In a recent interview with Education Next, the potential Republican presidential candidate was asked to respond to critics of Common Core, who have turned the issue into a political litmus test for the party. "I support high academic standards," Bush said. "Period."
"States are free to modify the Common Core State Standards or adopt their own individual standards, because academic standards are the prerogative of the states," Bush said. "If state leaders don’t like common core, they should embrace the challenge of raising their standards even higher. I’ll be the first person in line to support them."
The answer is important as Bush decides in the coming months whether or not to run for president. It shows he won't disavow Common Core, which he's long supported, while at the same time trying to put some distance between himself and the controversy by broadening the debate and telling potential primary voters that academic achievement is his top goal, not a specific set of standards.

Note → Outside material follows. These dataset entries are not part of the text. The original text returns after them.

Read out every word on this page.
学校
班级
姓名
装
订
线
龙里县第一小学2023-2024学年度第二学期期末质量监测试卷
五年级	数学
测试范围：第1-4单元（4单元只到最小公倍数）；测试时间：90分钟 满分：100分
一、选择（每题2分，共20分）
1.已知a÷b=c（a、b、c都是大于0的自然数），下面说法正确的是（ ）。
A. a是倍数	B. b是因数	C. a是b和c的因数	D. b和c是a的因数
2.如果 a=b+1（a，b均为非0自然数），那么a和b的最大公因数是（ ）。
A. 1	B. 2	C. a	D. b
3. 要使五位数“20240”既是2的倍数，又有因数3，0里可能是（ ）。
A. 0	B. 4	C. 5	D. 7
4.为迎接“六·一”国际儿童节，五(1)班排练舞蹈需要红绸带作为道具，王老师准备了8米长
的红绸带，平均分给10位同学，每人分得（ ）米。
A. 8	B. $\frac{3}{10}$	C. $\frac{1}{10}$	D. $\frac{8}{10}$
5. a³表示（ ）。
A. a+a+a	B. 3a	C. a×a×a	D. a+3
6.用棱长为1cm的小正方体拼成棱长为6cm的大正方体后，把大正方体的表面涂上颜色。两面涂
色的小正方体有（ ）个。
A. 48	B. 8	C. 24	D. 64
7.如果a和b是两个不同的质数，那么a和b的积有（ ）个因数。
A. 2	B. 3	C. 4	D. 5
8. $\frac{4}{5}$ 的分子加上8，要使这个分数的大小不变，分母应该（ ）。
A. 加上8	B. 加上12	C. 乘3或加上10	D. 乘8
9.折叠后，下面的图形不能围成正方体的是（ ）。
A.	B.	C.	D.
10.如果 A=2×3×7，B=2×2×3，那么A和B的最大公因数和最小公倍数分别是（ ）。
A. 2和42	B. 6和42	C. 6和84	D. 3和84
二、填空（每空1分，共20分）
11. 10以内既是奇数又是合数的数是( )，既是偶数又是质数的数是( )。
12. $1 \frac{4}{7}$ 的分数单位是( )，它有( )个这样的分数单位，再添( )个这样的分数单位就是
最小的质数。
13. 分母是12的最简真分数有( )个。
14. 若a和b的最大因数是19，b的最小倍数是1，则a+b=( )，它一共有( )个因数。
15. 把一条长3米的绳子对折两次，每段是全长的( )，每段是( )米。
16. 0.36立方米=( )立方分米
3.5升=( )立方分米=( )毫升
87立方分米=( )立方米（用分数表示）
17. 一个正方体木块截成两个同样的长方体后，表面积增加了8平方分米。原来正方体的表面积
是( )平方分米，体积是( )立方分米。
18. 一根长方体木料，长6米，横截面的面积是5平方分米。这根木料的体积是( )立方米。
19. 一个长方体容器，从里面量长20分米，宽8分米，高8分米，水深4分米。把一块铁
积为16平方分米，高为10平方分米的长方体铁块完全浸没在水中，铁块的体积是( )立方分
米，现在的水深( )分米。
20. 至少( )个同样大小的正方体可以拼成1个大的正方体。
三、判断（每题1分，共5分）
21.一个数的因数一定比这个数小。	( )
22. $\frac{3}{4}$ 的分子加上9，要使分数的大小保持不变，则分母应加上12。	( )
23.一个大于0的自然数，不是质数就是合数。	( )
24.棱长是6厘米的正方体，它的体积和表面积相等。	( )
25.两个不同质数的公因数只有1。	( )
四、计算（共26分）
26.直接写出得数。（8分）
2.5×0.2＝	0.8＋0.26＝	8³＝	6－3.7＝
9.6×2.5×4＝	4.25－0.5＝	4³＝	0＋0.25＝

Few conservatives would argue against the need for high-quality academic measures, and Bush is essentially saying that he's open to improvements.

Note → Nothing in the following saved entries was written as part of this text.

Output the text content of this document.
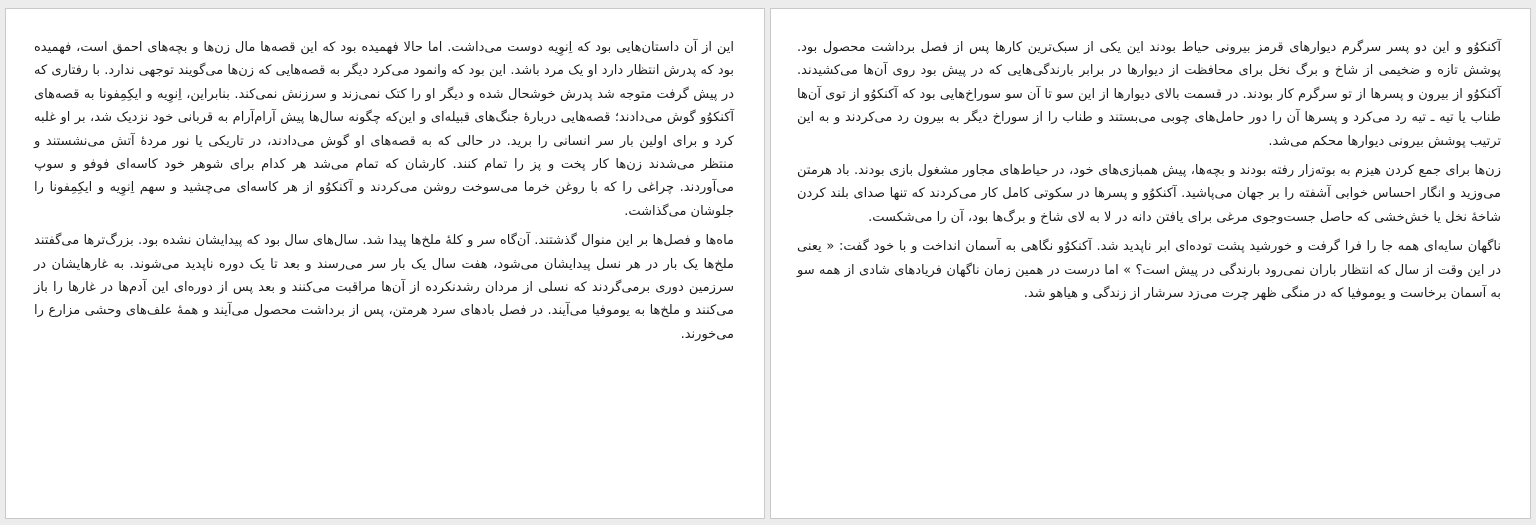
این از آن داستان‌هایی بود که اِنوِیه دوست می‌داشت. اما حالا فهمیده بود که این قصه‌ها مال زن‌ها و بچه‌های احمق است، فهمیده بود که پدرش انتظار دارد او یک مرد باشد. این بود که وانمود می‌کرد دیگر به قصه‌هایی که زن‌ها می‌گویند توجهی ندارد. با رفتاری که در پیش گرفت متوجه شد پدرش خوشحال شده و دیگر او را کتک نمی‌زند و سرزنش نمی‌کند. بنابراین، اِنوِیه و ایکِمِفونا به قصه‌های آکنکوُو گوش می‌دادند؛ قصه‌هایی دربارهٔ جنگ‌های قبیله‌ای و این‌که چگونه سال‌ها پیش آرام‌آرام به قربانی خود نزدیک شد، بر او غلبه کرد و برای اولین بار سر انسانی را برید. در حالی که به قصه‌های او گوش می‌دادند، در تاریکی یا نور مردهٔ آتش می‌نشستند و منتظر می‌شدند زن‌ها کار پخت و پز را تمام کنند. کارشان که تمام می‌شد هر کدام برای شوهر خود کاسه‌ای فوفو و سوپ می‌آوردند. چراغی را که با روغن خرما می‌سوخت روشن می‌کردند و آکنکوُو از هر کاسه‌ای می‌چشید و سهم اِنوِیه و ایکِمِفونا را جلوشان می‌گذاشت.

ماه‌ها و فصل‌ها بر این منوال گذشتند. آن‌گاه سر و کلهٔ ملخ‌ها پیدا شد. سال‌های سال بود که پیدایشان نشده بود. بزرگ‌ترها می‌گفتند ملخ‌ها یک بار در هر نسل پیدایشان می‌شود، هفت سال یک بار سر می‌رسند و بعد تا یک دوره ناپدید می‌شوند. به غارهایشان در سرزمین دوری برمی‌گردند که نسلی از مردان رشدنکرده از آن‌ها مراقبت می‌کنند و بعد پس از دوره‌ای این آدم‌ها در غارها را باز می‌کنند و ملخ‌ها به یوموفیا می‌آیند. در فصل بادهای سرد هرمتن، پس از برداشت محصول می‌آیند و همهٔ علف‌های وحشی مزارع را می‌خورند.

آکنکوُو و این دو پسر سرگرم دیوارهای قرمز بیرونی حیاط بودند این یکی از سبک‌ترین کارها پس از فصل برداشت محصول بود. پوشش تازه و ضخیمی از شاخ و برگ نخل برای محافظت از دیوارها در برابر بارندگی‌هایی که در پیش بود روی آن‌ها می‌کشیدند. آکنکوُو از بیرون و پسرها از تو سرگرم کار بودند. در قسمت بالای دیوارها از این سو تا آن سو سوراخ‌هایی بود که آکنکوُو از توی آن‌ها طناب یا تیه ـ تیه رد می‌کرد و پسرها آن را دور حامل‌های چوبی می‌بستند و طناب را از سوراخ دیگر به بیرون رد می‌کردند و به این ترتیب پوشش بیرونی دیوارها محکم می‌شد.

زن‌ها برای جمع کردن هیزم به بوته‌زار رفته بودند و بچه‌ها، پیش همبازی‌های خود، در حیاط‌های مجاور مشغول بازی بودند. باد هرمتن می‌وزید و انگار احساس خوابی آشفته را بر جهان می‌پاشید. آکنکوُو و پسرها در سکوتی کامل کار می‌کردند که تنها صدای بلند کردن شاخهٔ نخل یا خش‌خشی که حاصل جست‌وجوی مرغی برای یافتن دانه در لا به لای شاخ و برگ‌ها بود، آن را می‌شکست.

ناگهان سایه‌ای همه جا را فرا گرفت و خورشید پشت توده‌ای ابر ناپدید شد. آکنکوُو نگاهی به آسمان انداخت و با خود گفت: « یعنی در این وقت از سال که انتظار باران نمی‌رود بارندگی در پیش است؟ » اما درست در همین زمان ناگهان فریادهای شادی از همه سو به آسمان برخاست و یوموفیا که در منگی ظهر چرت می‌زد سرشار از زندگی و هیاهو شد.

"What he's clearly trying to do is define that the state has the lead here, that it's a starting point and up to the state to expand," said David Winston, president of a Republican strategy firm in Washington. "If people see that it will really benefit students, then that's a positive no matter how you cut it."

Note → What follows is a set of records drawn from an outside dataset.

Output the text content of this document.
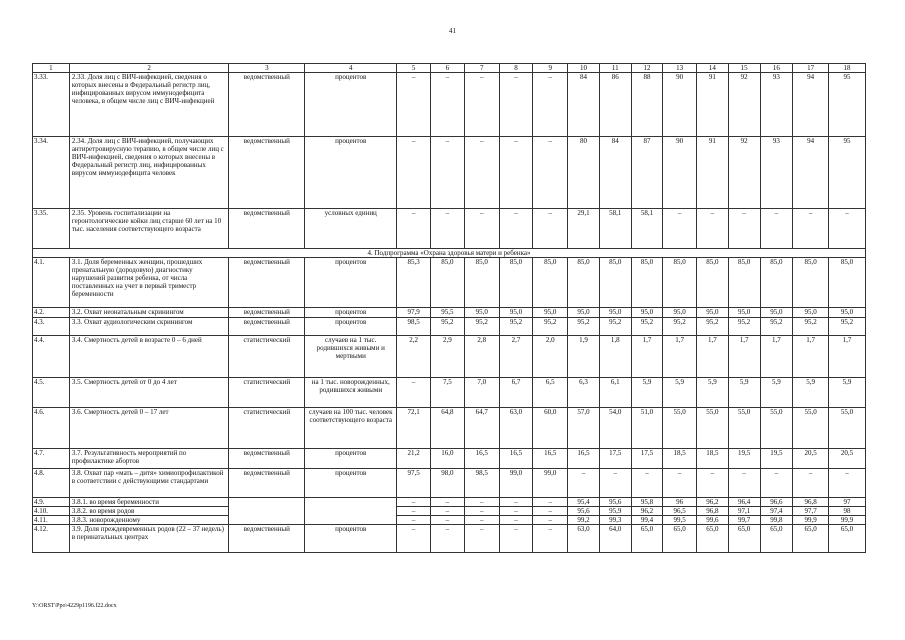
41
1	2	3	4	5	6	7	8	9	10	11	12	13	14	15	16	17	18
3.33.	2.33. Доля лиц с ВИЧ-инфекцией, сведения о которых внесены в Федеральный регистр лиц, инфицированных вирусом иммунодефицита человека, в общем числе лиц с ВИЧ-инфекцией	ведомственный	процентов	–	–	–	–	–	84	86	88	90	91	92	93	94	95
3.34.	2.34. Доля лиц с ВИЧ-инфекцией, получающих антиретровирусную терапию, в общем числе лиц с ВИЧ-инфекцией, сведения о которых внесены в Федеральный регистр лиц, инфицированных вирусом иммунодефицита человек	ведомственный	процентов	–	–	–	–	–	80	84	87	90	91	92	93	94	95
3.35.	2.35. Уровень госпитализации на геронтологические койки лиц старше 60 лет на 10 тыс. населения соответствующего возраста	ведомственный	условных единиц	–	–	–	–	–	29,1	58,1	58,1	–	–	–	–	–	–
4. Подпрограмма «Охрана здоровья матери и ребенка»																	
4.1.	3.1. Доля беременных женщин, прошедших пренатальную (дородовую) диагностику нарушений развития ребенка, от числа поставленных на учет в первый триместр беременности	ведомственный	процентов	85,3	85,0	85,0	85,0	85,0	85,0	85,0	85,0	85,0	85,0	85,0	85,0	85,0	85,0
4.2.	3.2. Охват неонатальным скринингом	ведомственный	процентов	97,9	95,5	95,0	95,0	95,0	95,0	95,0	95,0	95,0	95,0	95,0	95,0	95,0	95,0
4.3.	3.3. Охват аудиологическим скринингом	ведомственный	процентов	98,5	95,2	95,2	95,2	95,2	95,2	95,2	95,2	95,2	95,2	95,2	95,2	95,2	95,2
4.4.	3.4. Смертность детей в возрасте 0 – 6 дней	статистический	случаев на 1 тыс. родившихся живыми и мертвыми	2,2	2,9	2,8	2,7	2,0	1,9	1,8	1,7	1,7	1,7	1,7	1,7	1,7	1,7
4.5.	3.5. Смертность детей от 0 до 4 лет	статистический	на 1 тыс. новорожденных, родившихся живыми	–	7,5	7,0	6,7	6,5	6,3	6,1	5,9	5,9	5,9	5,9	5,9	5,9	5,9
4.6.	3.6. Смертность детей 0 – 17 лет	статистический	случаев на 100 тыс. человек соответствующего возраста	72,1	64,8	64,7	63,0	60,0	57,0	54,0	51,0	55,0	55,0	55,0	55,0	55,0	55,0
4.7.	3.7. Результативность мероприятий по профилактике абортов	ведомственный	процентов	21,2	16,0	16,5	16,5	16,5	16,5	17,5	17,5	18,5	18,5	19,5	19,5	20,5	20,5
4.8.	3.8. Охват пар «мать – дитя» химиопрофилактикой в соответствии с действующими стандартами	ведомственный	процентов	97,5	98,0	98,5	99,0	99,0	–	–	–	–	–	–	–	–	–
4.9.	3.8.1. во время беременности			–	–	–	–	–	95,4	95,6	95,8	96	96,2	96,4	96,6	96,8	97
4.10.	3.8.2. во время родов			–	–	–	–	–	95,6	95,9	96,2	96,5	96,8	97,1	97,4	97,7	98
4.11.	3.8.3. новорожденному			–	–	–	–	–	99,2	99,3	99,4	99,5	99,6	99,7	99,8	99,9	99,9
4.12.	3.9. Доля преждевременных родов (22 – 37 недель) в перинатальных центрах	ведомственный	процентов	–	–	–	–	–	63,0	64,0	65,0	65,0	65,0	65,0	65,0	65,0	65,0
Y:\ORST\Ppo\4229p1196.f22.docx
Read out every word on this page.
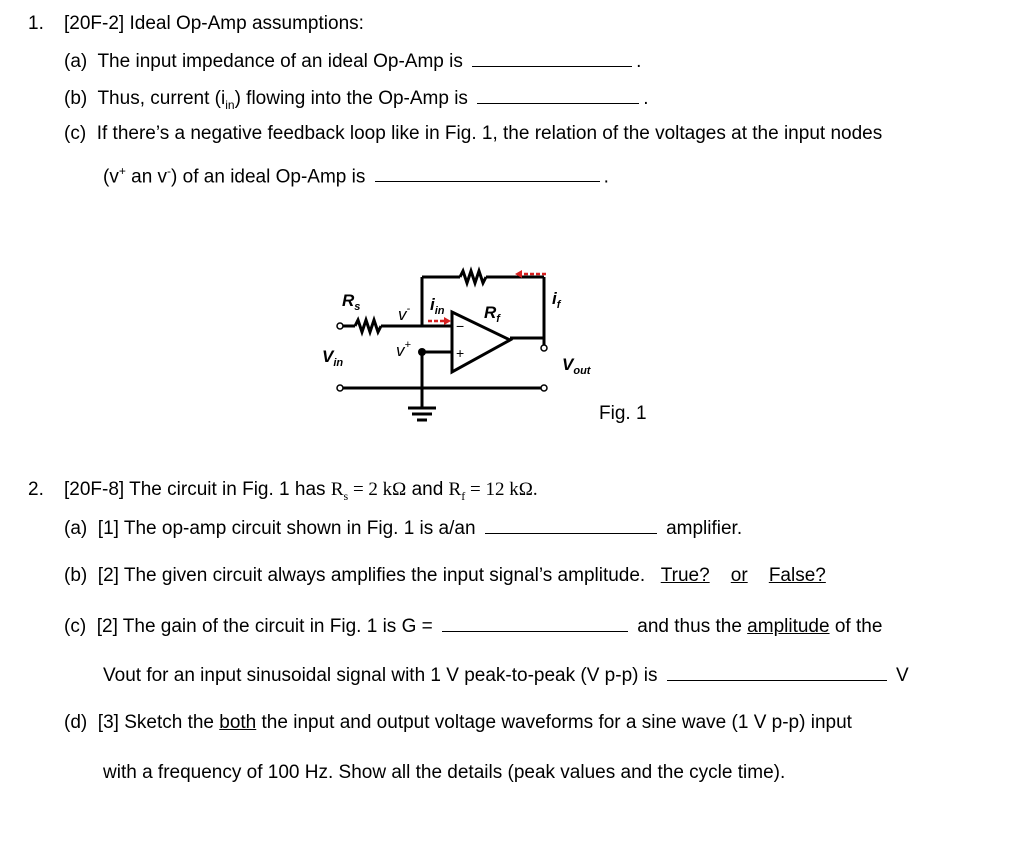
1. [20F-2] Ideal Op-Amp assumptions:
(a) The input impedance of an ideal Op-Amp is	.
(b) Thus, current $(i_{in})$ flowing into the Op-Amp is	.
(c) If there’s a negative feedback loop like in Fig. 1, the relation of the voltages at the input nodes
(v+ an v-) of an ideal Op-Amp is	.
$R_s$	$R_f$
$V_{in}$	$V_{out}$
$i_{in}$
$i_f$
v-
v+
−
+
Fig. 1
2. [20F-8] The circuit in Fig. 1 has $R_s = 2$ kΩ and $R_f = 12$ kΩ.
(a) [1] The op-amp circuit shown in Fig. 1 is a/an	amplifier.
(b) [2] The given circuit always amplifies the input signal’s amplitude. True? or False?
(c) [2] The gain of the circuit in Fig. 1 is G =	and thus the amplitude of the
Vout for an input sinusoidal signal with 1 V peak-to-peak (V p-p) is	V
(d) [3] Sketch the both the input and output voltage waveforms for a sine wave (1 V p-p) input
with a frequency of 100 Hz. Show all the details (peak values and the cycle time).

The shading represents a refinement of his position from last year, when Bush bristled at the criticism by telling reporters, "If you're comfortable with mediocrity, fine." The 61-year-old will have another chance to expand on his position on Thursday morning in Washington when he delivers the keynote speech for the National Summit on Education Reform, which he and his education group, the Foundation for Excellence in Education, are sponsoring.
While Bush isn't expected to speak specifically about the presidential race, his handling of the issue will be closely watched by the party's conservative base that already harbors reservations about his potential candidacy.
Polling has generally shown that Democrats are more likely to favor Common Core than Republicans. But broader surveys are somewhat mixed. A Gallup poll released in August showed Common Core was opposed by a majority of Americans who said they had heard at least a little about the standards. Yet results from a Gallup Daily tracking survey in April showed that 52 percent of public school parents who had heard at least a little about the standards were positive about them.
David Axlerod, who was President Barack Obama's chief campaign adviser, said that Bush's ability to take on Republican critics of Common Core issue would strengthen his chances in a general election against the Democratic nominee. "If he won the nomination doing that, it would make him a very formidable general election candidate," Axelrod said at a Wall Street Journal breakfast last week in Washington. "It's an open question as to whether he can do that. But if he did, that's my point. To win a general election you have to be able to stand up to the most strident voices in your party."
Even though 43 states have adopted the Common Core standards, the academic standards have divided Bush from much of the potential Republican presidential field.
His fellow Floridian, U.S. Senator Marco Rubio, said the standards are well-intentioned but "not the best way to help our children." U.S. Senator Rand Paul of Kentucky told Breitbart News in October that a Common Core supporter "doesn’t have much chance of winning in a Republican primary." U.S. Senator Ted Cruz during a trip in March to Iowa, which hold the first presidential nominating contest, that he is "emphatically opposed" to Common Core.
In Louisiana, which, along with Oklahoma, has opted out of the standards, Governor Bobby Jindal had backed Common Core saying it would "raise expectations of every child." But this summer, he vetoed a pro-Common Core bill this year and is now involved in lawsuit claiming the federal government unconstitutionally coerced states into adopting the standards.